Because VCs on geth-06 and node-06 nodes are linked to both BNs the DNS resolution delays on geth-06 affected metrics of both BNs.

The DevOps team identified four separate issues which together caused the problem:

1. The cloud provider DNS misconfiguration that included an unreachable DNS server.
2. Sequential nature of libc DNS resolving used by Nimbus client which would get gets stuck on bad server.
3. Unexpected lower priority of /etc/hosts file in Name Service Switch configuration.
4. Usage of DNS entries for BN and Signer in VC config even for local ones.

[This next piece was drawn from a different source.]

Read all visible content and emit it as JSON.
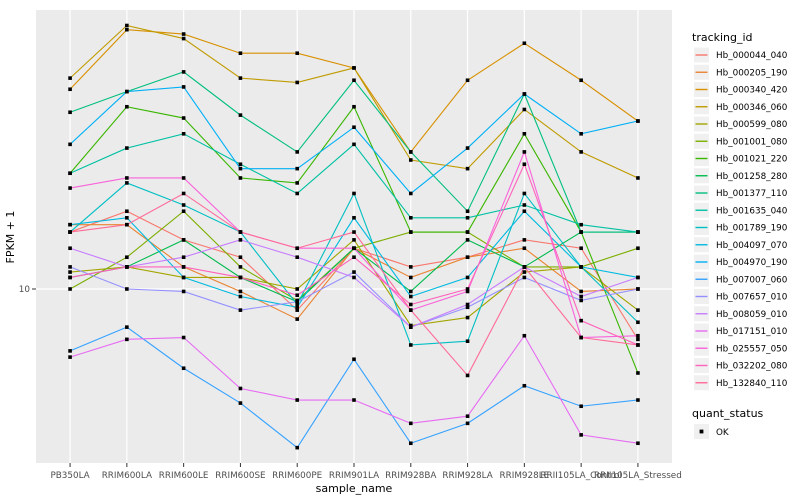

Initially the faulty cloud provider DNS server was removed manually from the hosts configuration which provided full recovery.
In second step activation of systemd-resolved on the host intended to address the 4th issue undid the manual DNS sever removal.

image3216×861 182 KB

The DNS removal happened around 07:10 which quickly resulted in a notable drop in the attestation delay, but then some re-appeared after systemd-resolved enabling.
The situation started to stabilise and the DevOps team continued to investigate while the attestation delay was settling down.

Missed proposal

At 14:22 UTC, one validator missed a proposal slot due to delay in network submission.

As a temporary measure the loopback interface IP address was used in VC configuration to mitigate any impact of DNS issues. This resulted in return to low attestation delays and confirmed DNS as the cause of the issue.

By replacing all DNS entries(including localhost) with IP addresses in all service config the delay stopped completely, confirming DNS was the root cause.

The permanent solution was to make /etc/hosts to be first in libc resolving priority by modify the host Name Service Switch configuration. The use of systemd-resolved was kept for record caching.

 > grep hosts: /etc/nsswitch.conf
hosts:     files mymachines myhostname resolve [!UNAVAIL=return] dns

Conclusions

Key lessons are:

• Order of DNS servers in /etc/resolv.conf matters since libc querying is sequential.
• Priority of /etc/hosts is not the default on all systems and shouldn’t be assumed to be.
• Using 127.0.0.1 instead of localhost is safer since it avoids DNS resoution entirely.
• Nimbus VC behavior of querying DNS at every request exacerbates impact of DNS issues.
• Monitoring of DNS server availability can help detect hard to debug issues easier.

The issue has been resolved but additional DNS availability checks will be implemented.